Ever since 1789, the United States has had a President. We all have some basic knowledge about each of them (minus a few, like Grover Cleveland… who’s that?) but we often don’t have the full story. For example, did you know that William Howard Taft was so heavy, he was rumored to have gotten stuck in his bathtub? If we’re being honest, some of our nation’s leaders have had some pretty weird relationships to food. Here are a few of my favorites:
The First American “Foodie”
In 1802, the town of Cheshire, MA presented then-President Thomas Jefferson with a 1235 pound block of cheese. The cheese, known as the Cheshire Mammoth Cheese, was allowed to sit and
stink ripen in the White House for 2 years. If I was one of Jefferson’s advisees, I’d definitely recommend that he try one of these recipes to get rid of all that cheese.
Thomas Jefferson wasn’t only known for that large block of cheese. In fact, he was one of the original “foodies” in US History.

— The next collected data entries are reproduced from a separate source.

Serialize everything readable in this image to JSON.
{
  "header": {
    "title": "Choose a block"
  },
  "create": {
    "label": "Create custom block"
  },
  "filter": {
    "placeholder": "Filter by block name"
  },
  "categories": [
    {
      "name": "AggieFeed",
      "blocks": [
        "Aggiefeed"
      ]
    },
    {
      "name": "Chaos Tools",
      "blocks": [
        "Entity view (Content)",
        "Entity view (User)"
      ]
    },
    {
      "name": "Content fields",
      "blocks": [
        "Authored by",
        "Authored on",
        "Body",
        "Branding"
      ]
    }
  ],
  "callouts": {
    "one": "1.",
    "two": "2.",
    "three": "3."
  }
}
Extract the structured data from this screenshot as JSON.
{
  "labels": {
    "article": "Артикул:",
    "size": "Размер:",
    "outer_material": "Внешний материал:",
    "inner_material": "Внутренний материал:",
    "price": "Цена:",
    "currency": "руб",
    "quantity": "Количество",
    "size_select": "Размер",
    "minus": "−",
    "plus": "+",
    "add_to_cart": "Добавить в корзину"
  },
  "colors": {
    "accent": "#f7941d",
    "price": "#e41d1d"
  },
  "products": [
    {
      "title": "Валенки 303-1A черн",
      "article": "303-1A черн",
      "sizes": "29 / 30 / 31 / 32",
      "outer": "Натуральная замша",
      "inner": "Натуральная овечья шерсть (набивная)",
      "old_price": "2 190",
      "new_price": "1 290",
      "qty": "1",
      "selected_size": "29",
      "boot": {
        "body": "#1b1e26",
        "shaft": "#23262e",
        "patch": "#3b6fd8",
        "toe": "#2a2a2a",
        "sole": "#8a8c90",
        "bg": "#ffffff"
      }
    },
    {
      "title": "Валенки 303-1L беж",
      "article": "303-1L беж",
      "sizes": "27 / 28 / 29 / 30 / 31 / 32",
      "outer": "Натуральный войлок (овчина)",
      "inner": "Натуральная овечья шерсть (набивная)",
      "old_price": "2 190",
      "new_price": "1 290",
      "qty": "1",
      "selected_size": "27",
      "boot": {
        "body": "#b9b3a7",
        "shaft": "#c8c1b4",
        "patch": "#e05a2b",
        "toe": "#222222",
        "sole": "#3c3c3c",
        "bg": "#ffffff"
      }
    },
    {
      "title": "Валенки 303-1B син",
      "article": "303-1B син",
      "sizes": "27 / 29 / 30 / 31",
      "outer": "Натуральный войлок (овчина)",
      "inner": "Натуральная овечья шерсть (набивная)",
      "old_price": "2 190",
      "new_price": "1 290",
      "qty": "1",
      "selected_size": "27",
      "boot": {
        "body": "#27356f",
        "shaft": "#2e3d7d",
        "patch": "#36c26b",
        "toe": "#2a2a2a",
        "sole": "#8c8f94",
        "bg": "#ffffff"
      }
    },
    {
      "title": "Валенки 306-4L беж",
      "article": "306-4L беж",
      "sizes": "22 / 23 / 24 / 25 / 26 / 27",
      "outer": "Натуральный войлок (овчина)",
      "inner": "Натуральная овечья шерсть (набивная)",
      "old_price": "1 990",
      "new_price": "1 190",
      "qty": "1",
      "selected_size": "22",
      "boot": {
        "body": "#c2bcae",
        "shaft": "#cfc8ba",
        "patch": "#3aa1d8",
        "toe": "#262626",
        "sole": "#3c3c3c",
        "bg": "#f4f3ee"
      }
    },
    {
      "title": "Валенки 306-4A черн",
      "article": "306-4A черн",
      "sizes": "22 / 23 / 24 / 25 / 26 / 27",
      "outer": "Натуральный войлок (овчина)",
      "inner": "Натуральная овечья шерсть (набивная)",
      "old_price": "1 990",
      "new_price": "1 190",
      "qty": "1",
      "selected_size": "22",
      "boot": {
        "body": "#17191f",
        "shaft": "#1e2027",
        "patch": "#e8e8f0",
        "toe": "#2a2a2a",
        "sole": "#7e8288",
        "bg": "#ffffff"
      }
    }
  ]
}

Jefferson traveled around Europe and enjoyed what he ate so much that he brought many dishes back to America. At a White House event, TJ served what he called “potatoes served in the French manner,” which are known today as, you guessed it, french fries.
Typical College Student
President John Adams, while attending Harvard, was like any college student – super low on cash. To save money, Adams enjoyed bread and beer each morning for breakfast. Talk about a college diet. But hey, maybe should be adding more beer to your diet.
President William Howard Taft certainly knew that breakfast was the most important meal of the day. He was rumored to have enjoyed a perfectly cooked 12-ounce steak, two oranges, and multiple pieces of buttered toast each morning. This most likely led to Taft’s title as “heaviest US President” – he weighed well over 300 pounds, and it likely also contributed to that time he got stuck in the White House bathtub.
A Very Shiny (Greasy) Head
President Calvin Coolidge would have boiled raw wheat each morning. While he ate it, he allegedly instructed White House staffers to rub Vaseline on his head. His hair was probably super soft, but almost certainly greasy. Maybe he should have put some of these foods in his hair to keep it neat.
No More Soup
President Richard Nixon ended up banning soup from the White House. His exact reasons are unknown, but White House staffer Roger Morris claimed, “He almost invariably dribbled it on himself at the table.” Not to get political, but I think Nixon should have left his personal relations with soup out of this. Why should all White House guests have to suffer? Imagine what they were missing out on… like this broccoli cheddar soup. Definitely a selfish move on Nixon’s part.
Junk Food Fiend
President Ronald Reagan was a lover of all things American, especially deep fried or high-calorie foods. His wife Nancy Reagan did not approve. Whenever the First Lady was out of town, Reagan made like a college student after a long night of partying. He could frequently be found enjoying mac ‘n cheese, pizza, and basically anything unhealthy he could get his hands on. (I guess Nancy never heard of this baked mac ‘n cheese that’s actually healthy.)
The First Lady did allow Reagan to enjoy one of his favorite foods: jelly beans. Right after the President’s inauguration, 3.5 tons of jelly beans were shipped to the White House.